Republicans for Obama?
Barack Obama isn’t a conservative. He isn’t a traditional liberal either. He’s a political pragmatist and this is why younger people identify with him. There is a very real and a very aggressive campaign being waged, currently, under the radar of the major pundits that will become a major theme in 2008. It is the rise of the young/old voter – the young voter who isn’t that young anymore.
For years we have heard the statistics that the worst voting group in the nation is 18-24 year old demographic. There is no evidence that this will change in 2008. However, there is significance in the fact that the much-maligned 18-24 years olds in 2000 and 2004 are now approaching, or even have now surpassed, the adult milestone of turning 30. What these people represent is a new voting demographic – those who came into their political adulthood in the Clinton years, the grunge generation, those of us who grew up with a handful of flannel shirts and an earful of Pearl Jam now suddenly have a degree of quasi-maturity on account of our age and will likely vote en-masse for the first time.
The grunge generation, to blatantly generalize, is cynical and anti-ideological. Our parents, the boomers, were caught up in the rhetoric of the “change” generation and were consumed with a gluttony of self-righteousness and self-indulgent sense of purpose that failed miserably to change the world, instead leaving us with impractical politics and, unforgivably, with the Clintons. If anyone defines the lost cause of the Boomer mythology it is Bill and Hillary and their delusional self-aggrandizement. We are culturally beyond the Clintons – they are the past – there is a very real movement for a candidate that represents us.

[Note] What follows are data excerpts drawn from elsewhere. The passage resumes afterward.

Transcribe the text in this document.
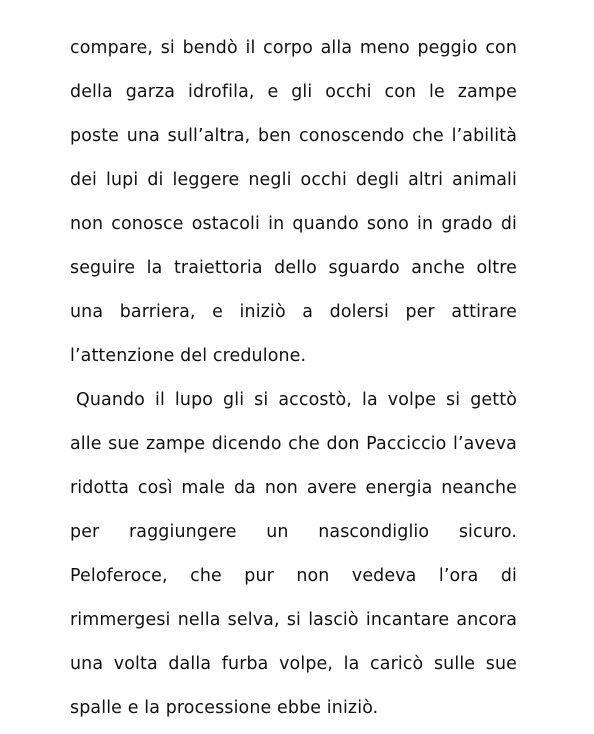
compare, si bendò il corpo alla meno peggio con
della garza idrofila, e gli occhi con le zampe
poste una sull’altra, ben conoscendo che l’abilità
dei lupi di leggere negli occhi degli altri animali
non conosce ostacoli in quando sono in grado di
seguire la traiettoria dello sguardo anche oltre
una barriera, e iniziò a dolersi per attirare
l’attenzione del credulone.
Quando il lupo gli si accostò, la volpe si gettò
alle sue zampe dicendo che don Pacciccio l’aveva
ridotta così male da non avere energia neanche
per raggiungere un nascondiglio sicuro.
Peloferoce, che pur non vedeva l’ora di
rimmergesi nella selva, si lasciò incantare ancora
una volta dalla furba volpe, la caricò sulle sue
spalle e la processione ebbe iniziò.
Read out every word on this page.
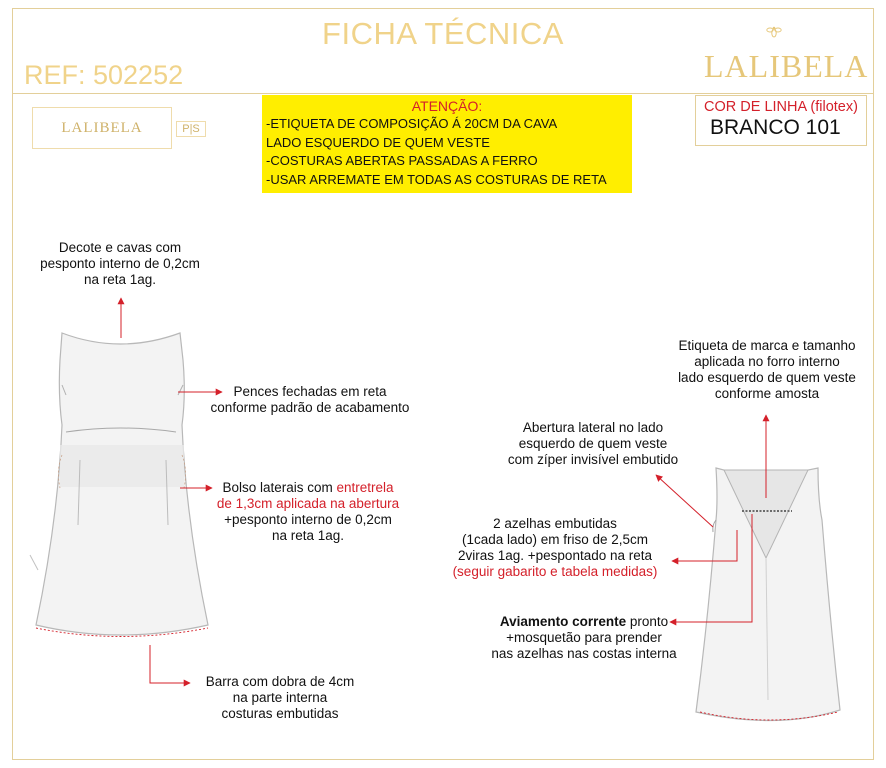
FICHA TÉCNICA
REF: 502252	LALIBELA
LALIBELA	P|S
ATENÇÃO:
-ETIQUETA DE COMPOSIÇÃO Á 20CM DA CAVA
LADO ESQUERDO DE QUEM VESTE
-COSTURAS ABERTAS PASSADAS A FERRO
-USAR ARREMATE EM TODAS AS COSTURAS DE RETA
COR DE LINHA (filotex)
BRANCO 101
Decote e cavas com
pesponto interno de 0,2cm
na reta 1ag.
Pences fechadas em reta
conforme padrão de acabamento
Bolso laterais com entretrela
de 1,3cm aplicada na abertura
+pesponto interno de 0,2cm
na reta 1ag.
Barra com dobra de 4cm
na parte interna
costuras embutidas
Etiqueta de marca e tamanho
aplicada no forro interno
lado esquerdo de quem veste
conforme amosta
Abertura lateral no lado
esquerdo de quem veste
com zíper invisível embutido
2 azelhas embutidas
(1cada lado) em friso de 2,5cm
2viras 1ag. +pespontado na reta
(seguir gabarito e tabela medidas)
Aviamento corrente pronto
+mosquetão para prender
nas azelhas nas costas interna
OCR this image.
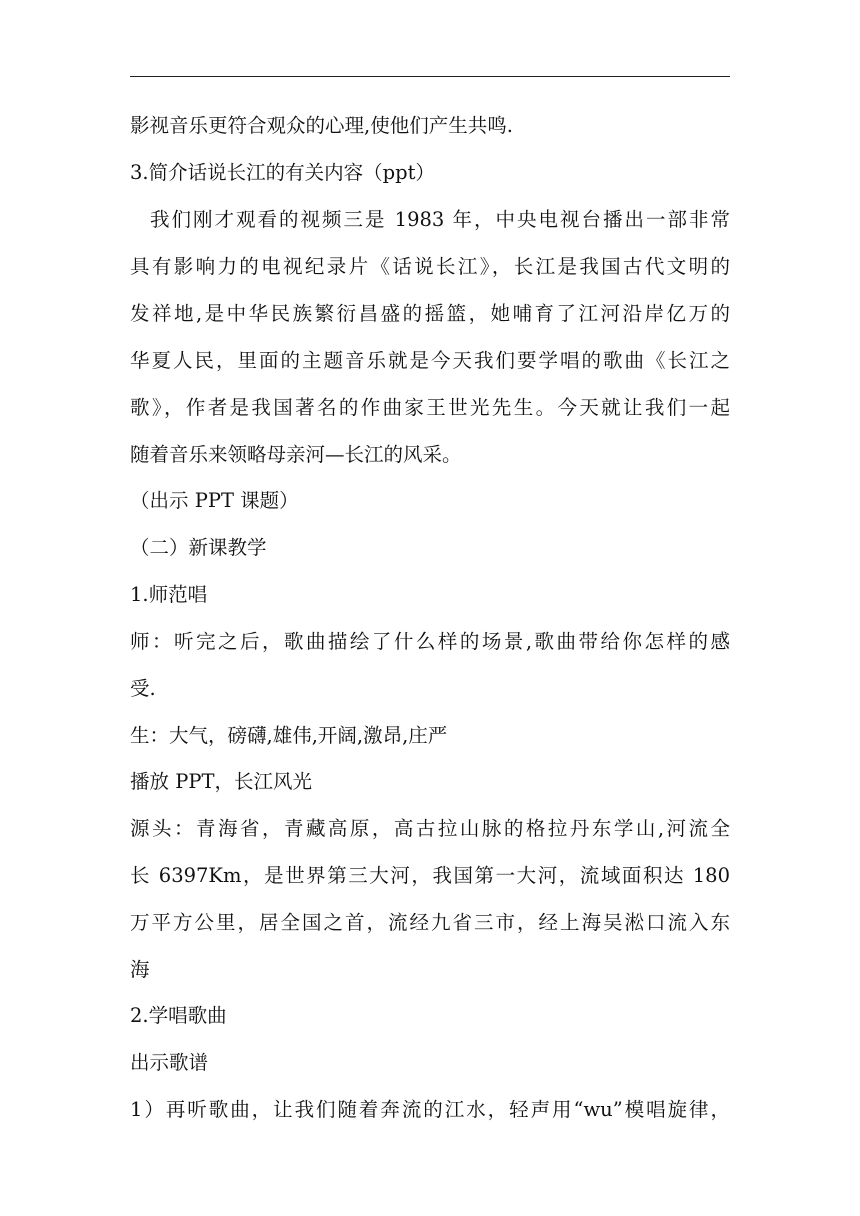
影视音乐更符合观众的心理,使他们产生共鸣.
3.简介话说长江的有关内容（ppt）
我们刚才观看的视频三是 1983 年，中央电视台播出一部非常
具有影响力的电视纪录片《话说长江》，长江是我国古代文明的
发祥地,是中华民族繁衍昌盛的摇篮，她哺育了江河沿岸亿万的
华夏人民，里面的主题音乐就是今天我们要学唱的歌曲《长江之
歌》，作者是我国著名的作曲家王世光先生。今天就让我们一起
随着音乐来领略母亲河—长江的风采。
（出示 PPT 课题）
（二）新课教学
1.师范唱
师：听完之后，歌曲描绘了什么样的场景,歌曲带给你怎样的感
受.
生：大气，磅礴,雄伟,开阔,激昂,庄严
播放 PPT，长江风光
源头：青海省，青藏高原，高古拉山脉的格拉丹东学山,河流全
长 6397Km，是世界第三大河，我国第一大河，流域面积达 180
万平方公里，居全国之首，流经九省三市，经上海吴淞口流入东
海
2.学唱歌曲
出示歌谱
1）再听歌曲，让我们随着奔流的江水，轻声用“wu”模唱旋律，
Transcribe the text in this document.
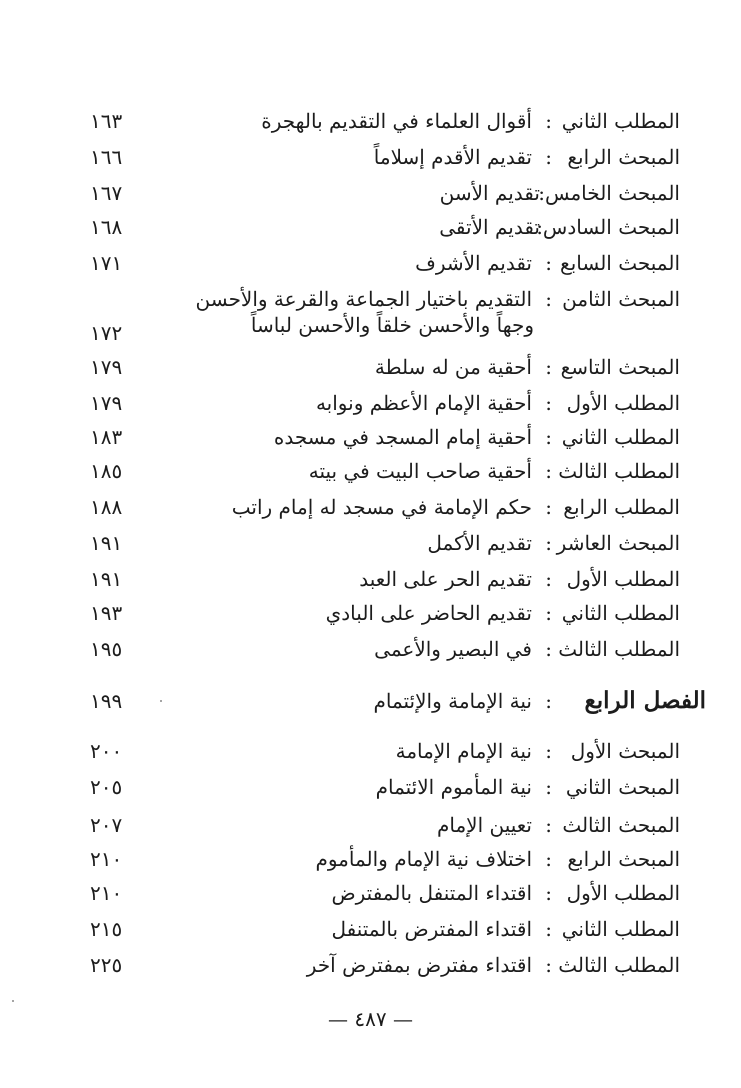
المطلب الثاني
:
أقوال العلماء في التقديم بالهجرة
١٦٣
المبحث الرابع
:
تقديم الأقدم إسلاماً
١٦٦
المبحث الخامس:
تقديم الأسن
١٦٧
المبحث السادس:
تقديم الأتقى
١٦٨
المبحث السابع
:
تقديم الأشرف
١٧١
المبحث الثامن
:
التقديم باختيار الجماعة والقرعة والأحسن
وجهاً والأحسن خلقاً والأحسن لباساً
١٧٢
المبحث التاسع
:
أحقية من له سلطة
١٧٩
المطلب الأول
:
أحقية الإمام الأعظم ونوابه
١٧٩
المطلب الثاني
:
أحقية إمام المسجد في مسجده
١٨٣
المطلب الثالث
:
أحقية صاحب البيت في بيته
١٨٥
المطلب الرابع
:
حكم الإمامة في مسجد له إمام راتب
١٨٨
المبحث العاشر
:
تقديم الأكمل
١٩١
المطلب الأول
:
تقديم الحر على العبد
١٩١
المطلب الثاني
:
تقديم الحاضر على البادي
١٩٣
المطلب الثالث
:
في البصير والأعمى
١٩٥
الفصل الرابع
:
نية الإمامة والإئتمام
١٩٩
المبحث الأول
:
نية الإمام الإمامة
٢٠٠
المبحث الثاني
:
نية المأموم الائتمام
٢٠٥
المبحث الثالث
:
تعيين الإمام
٢٠٧
المبحث الرابع
:
اختلاف نية الإمام والمأموم
٢١٠
المطلب الأول
:
اقتداء المتنفل بالمفترض
٢١٠
المطلب الثاني
:
اقتداء المفترض بالمتنفل
٢١٥
المطلب الثالث
:
اقتداء مفترض بمفترض آخر
٢٢٥
— ٤٨٧ —
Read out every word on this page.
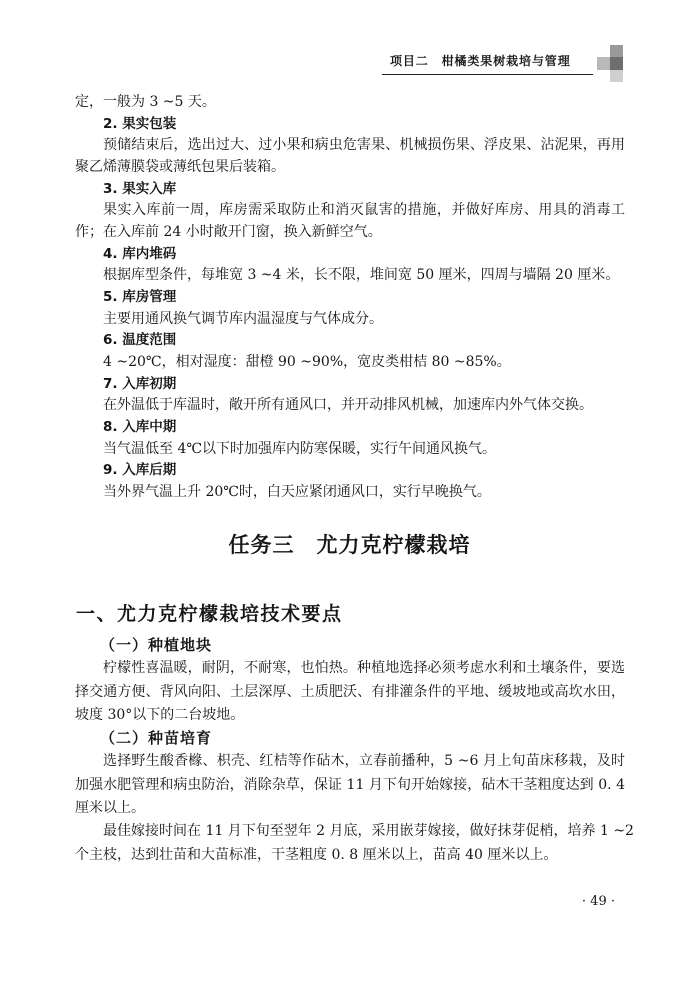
项目二　柑橘类果树栽培与管理
定，一般为 3 ~5 天。
2. 果实包装
预储结束后，选出过大、过小果和病虫危害果、机械损伤果、浮皮果、沾泥果，再用
聚乙烯薄膜袋或薄纸包果后装箱。
3. 果实入库
果实入库前一周，库房需采取防止和消灭鼠害的措施，并做好库房、用具的消毒工
作；在入库前 24 小时敞开门窗，换入新鲜空气。
4. 库内堆码
根据库型条件，每堆宽 3 ~4 米，长不限，堆间宽 50 厘米，四周与墙隔 20 厘米。
5. 库房管理
主要用通风换气调节库内温湿度与气体成分。
6. 温度范围
4 ~20℃，相对湿度：甜橙 90 ~90%，宽皮类柑桔 80 ~85%。
7. 入库初期
在外温低于库温时，敞开所有通风口，并开动排风机械，加速库内外气体交换。
8. 入库中期
当气温低至 4℃以下时加强库内防寒保暖，实行午间通风换气。
9. 入库后期
当外界气温上升 20℃时，白天应紧闭通风口，实行早晚换气。
任务三　尤力克柠檬栽培
一、尤力克柠檬栽培技术要点
（一）种植地块
柠檬性喜温暖，耐阴，不耐寒，也怕热。种植地选择必须考虑水利和土壤条件，要选
择交通方便、背风向阳、土层深厚、土质肥沃、有排灌条件的平地、缓坡地或高坎水田，
坡度 30°以下的二台坡地。
（二）种苗培育
选择野生酸香橼、枳壳、红桔等作砧木，立春前播种，5 ~6 月上旬苗床移栽，及时
加强水肥管理和病虫防治，消除杂草，保证 11 月下旬开始嫁接，砧木干茎粗度达到 0. 4
厘米以上。
最佳嫁接时间在 11 月下旬至翌年 2 月底，采用嵌芽嫁接，做好抹芽促梢，培养 1 ~2
个主枝，达到壮苗和大苗标准，干茎粗度 0. 8 厘米以上，苗高 40 厘米以上。
· 49 ·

We see through the Boomers - we saw through it then just as we saw through the ex-hippie hypocrisy of our parents. The decisions made in the 90’s and in this disastrously bloody decade, have been grotesque follies exposing the very need for pragmatism and caution in politics, instead of dangerous ideology. Though I cannot speak for my generation as a whole, it is safe to say that we feel as though we are another lost generation of men and women, viewing politics with the same cynicism we have developed out of contempt for “message based” politics, ad campaigns, and abuses of power in the form of wedge issues and in the name of domestic security. We have moved on into a new world of the post-ideological and we need a candidate.
Enter Barack Obama. Though he probably never jammed to Smells Like Teen Spirit, he has the right message for ears that have been waiting to hear it for a long time. He wants solutions and not just rhetoric and he’s about leadership and not just about straw polling and image. For young Republicans as well as young Democrats alike, he has the momentum as the first candidate from “our” generation, even though he isn’t actual a part of it. His message is and it is resonating with people who are tired of party politics. It is resonating, even with disenchanted Republicans.